Yesterday’s blunt remark will ensure a lively reception for Ms Merkel at today’s emergency meeting of her Christian Democratic Union (CDU).
She was hoping to convince nervous backbenchers to back last month’s summit agreement by arguing that it, combined with further Franco-German proposals last week, would impose strict conditionality on further bailouts.
National debt will never be pooled at euro zone level, she has argued, until members adopt a strict rulebook allowing central budgetary oversight.
Yesterday the Bundesbank implied that, even before such a rulebook is agreed, the euro zone is already on its way “towards pooling risk” at European level arising from individual mistakes in national finances.
The Frankfurt-based bank said last month’s EU summit, including interest rate cuts for Ireland, had the potential to compromise the European Central Bank (ECB) and “weaken the foundations of the currency union”.
“By shifting extensive additional risks to the countries providing assistance and to their taxpayers, the euro area has taken a major step toward pooling risks arising from unsound public finances,” the Bundesbank says in its monthly report.
Unless July’s summit agreement was backed up by further budget and fiscal consolidation measures, the Bundesbank warned pressure would increase on the ECB to “loosen the common monetary policy”.
The statement marks the latest salvo from hawkish new Bundesbank president Jens Weidmann, Dr Merkel’s former economic adviser.

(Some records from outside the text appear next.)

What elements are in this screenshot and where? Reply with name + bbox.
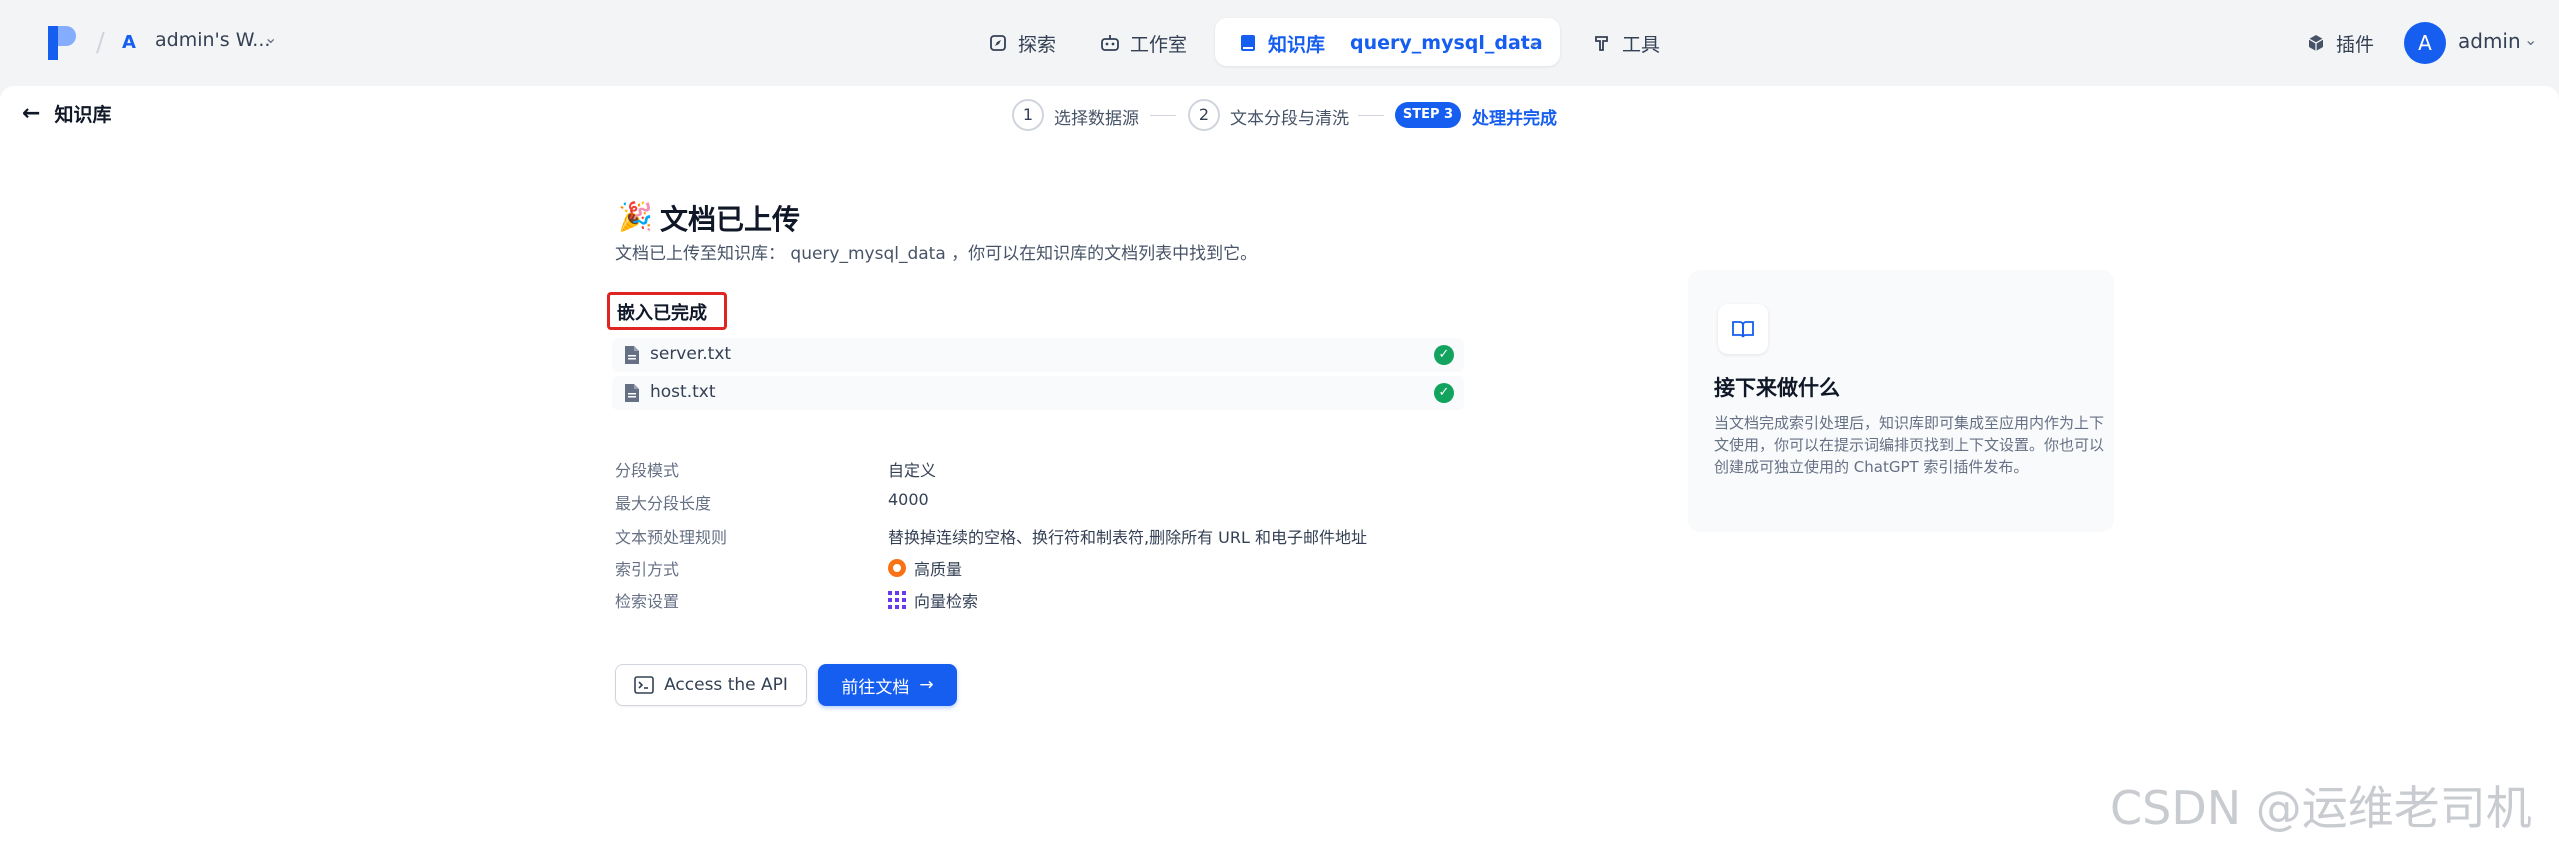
- setting-value: 高质量: [888, 556, 962, 580]
- setting-key: 文本预处理规则: [615, 528, 728, 547]
- document-icon: [625, 384, 639, 402]
- step-3-badge: STEP 3: [1395, 102, 1461, 128]
- access-api-label: Access the API: [664, 675, 788, 695]
- workspace-name[interactable]: admin's W...: [155, 29, 270, 51]
- step-connector: [1358, 115, 1384, 116]
- step-connector: [1150, 115, 1176, 116]
- access-api-button[interactable]: Access the API: [615, 664, 807, 706]
- open-book-icon: [1718, 304, 1768, 354]
- chevron-down-icon[interactable]: ⌄: [264, 28, 277, 47]
- upload-subtitle: 文档已上传至知识库： query_mysql_data ，你可以在知识库的文档列…: [615, 244, 1258, 264]
- back-to-knowledge-button[interactable]: ← 知识库: [22, 100, 111, 127]
- nav-tools-label: 工具: [1622, 33, 1661, 56]
- vector-search-icon: [888, 591, 906, 609]
- setting-key: 最大分段长度: [615, 494, 712, 513]
- file-row: server.txt ✓: [612, 338, 1464, 372]
- setting-value-text: 自定义: [888, 461, 937, 480]
- cube-icon: [2306, 33, 2326, 53]
- arrow-right-icon: →: [919, 675, 934, 695]
- nav-studio[interactable]: 工作室: [1090, 22, 1197, 64]
- top-nav-bar: / A admin's W... ⌄ 探索 工作室 知识库 query_mysq…: [0, 0, 2559, 86]
- step-2-label: 文本分段与清洗: [1230, 109, 1349, 129]
- nav-studio-label: 工作室: [1130, 33, 1188, 56]
- nav-knowledge[interactable]: 知识库: [1228, 22, 1335, 64]
- compass-icon: [988, 33, 1008, 53]
- selected-dataset-name: query_mysql_data: [1350, 32, 1543, 54]
- user-avatar[interactable]: A: [2404, 22, 2446, 64]
- go-to-documents-label: 前往文档: [841, 677, 910, 698]
- step-2-number: 2: [1188, 99, 1220, 131]
- setting-value: 4000: [888, 490, 929, 509]
- hammer-icon: [1592, 33, 1612, 53]
- terminal-icon: [634, 676, 654, 694]
- setting-value: 自定义: [888, 457, 936, 481]
- robot-icon: [1100, 33, 1120, 53]
- party-popper-icon: 🎉: [618, 200, 653, 233]
- watermark: CSDN @运维老司机: [2110, 781, 2532, 835]
- file-name: host.txt: [650, 382, 716, 402]
- embed-status-label: 嵌入已完成: [617, 303, 707, 324]
- step-1-number: 1: [1012, 99, 1044, 131]
- next-steps-title: 接下来做什么: [1714, 376, 1840, 400]
- back-label: 知识库: [54, 104, 112, 126]
- file-name: server.txt: [650, 344, 732, 364]
- user-name[interactable]: admin: [2458, 29, 2521, 53]
- setting-value-text: 向量检索: [914, 592, 979, 611]
- step-1-label: 选择数据源: [1054, 109, 1139, 129]
- chevron-down-icon[interactable]: ⌄: [2524, 30, 2537, 49]
- high-quality-icon: [888, 559, 906, 577]
- next-steps-description: 当文档完成索引处理后，知识库即可集成至应用内作为上下文使用，你可以在提示词编排页…: [1714, 414, 2105, 476]
- book-icon: [1238, 33, 1258, 53]
- arrow-left-icon: ←: [22, 101, 41, 126]
- chevron-down-icon[interactable]: ⌄: [1518, 22, 1550, 64]
- step-3-label: 处理并完成: [1472, 109, 1557, 129]
- check-circle-icon: ✓: [1434, 383, 1454, 403]
- setting-value: 替换掉连续的空格、换行符和制表符,删除所有 URL 和电子邮件地址: [888, 524, 1367, 548]
- workspace-avatar[interactable]: A: [118, 30, 140, 56]
- app-logo-icon[interactable]: [48, 26, 76, 60]
- nav-explore[interactable]: 探索: [978, 22, 1066, 64]
- document-icon: [625, 346, 639, 364]
- main-panel: [0, 86, 2559, 844]
- setting-value-text: 4000: [888, 490, 929, 509]
- nav-explore-label: 探索: [1018, 33, 1057, 56]
- go-to-documents-button[interactable]: 前往文档 →: [818, 664, 957, 706]
- breadcrumb-separator: /: [96, 28, 105, 58]
- next-steps-card: 接下来做什么 当文档完成索引处理后，知识库即可集成至应用内作为上下文使用，你可以…: [1688, 270, 2114, 532]
- setting-value: 向量检索: [888, 588, 978, 612]
- setting-key: 分段模式: [615, 461, 680, 480]
- nav-plugins[interactable]: 插件: [2296, 22, 2384, 64]
- nav-tools[interactable]: 工具: [1582, 22, 1670, 64]
- setting-value-text: 替换掉连续的空格、换行符和制表符,删除所有 URL 和电子邮件地址: [888, 528, 1368, 547]
- setting-value-text: 高质量: [914, 560, 963, 579]
- setting-key: 检索设置: [615, 592, 680, 611]
- page-title: 文档已上传: [660, 203, 801, 236]
- nav-knowledge-label: 知识库: [1268, 33, 1326, 56]
- setting-key: 索引方式: [615, 560, 680, 579]
- check-circle-icon: ✓: [1434, 345, 1454, 365]
- nav-plugins-label: 插件: [2336, 33, 2375, 56]
- file-row: host.txt ✓: [612, 376, 1464, 410]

Since taking the reins in Frankfurt, he has crossed swords with his former leader and opposed the ECB’s latest €36 billion bond-buying scheme.
Last month’s summit deal, if approved by parliaments, would empower the European Financial Stability Facility (EFSF) bailout fund to take over the ECB’s bond-buying role. The Bundesbank said the deal was not accompanied by adequate sanctions and measures for EU budgetary oversight.
The Bundesbank reiterated its proposal for an automatic three-year extension clause for euro zone government bonds. This would only be activated after a country sought help from the permanent European Stability Mechanism when it succeeds the EFSF in 2013.
The statement came on the heels of a warning from Austrian central banker Ewald Nowotny, a member of the ECB’s governing council, that parliamentary approval of EFSF reforms could yet fall foul of domestic politics.
Meanwhile, Finland’s bilateral loan-guarantee agreement with Greece for future loans continues to cause friction. “Such a bilateral accord may not be agreed to the detriment of the others,” said a German finance ministry spokesman.
Ratings agency Moody’s said the bilateral deal, which still requires approval of all 17 euro zone members, increases pressure on a “reticent” Paris and Berlin to present more concrete proposals on euro zone reform.
“The tentative Finnish-Greek collateral accord raises concerns about the willingness and ability of some euro area policymakers to implement measures that may prove necessary to preserve the stability of the European Monetary Union,” Moody’s said.
Finland’s new government, under domestic pressure, demanded collateral from Athens in exchange for further loan contributions. Last week’s announcement that Helsinki had secured guarantees prompted demands from Austria, Slovakia, Slovenia and the Netherlands for similar deals.
Ratings agencies see a dangerous precedent in the Finnish deal.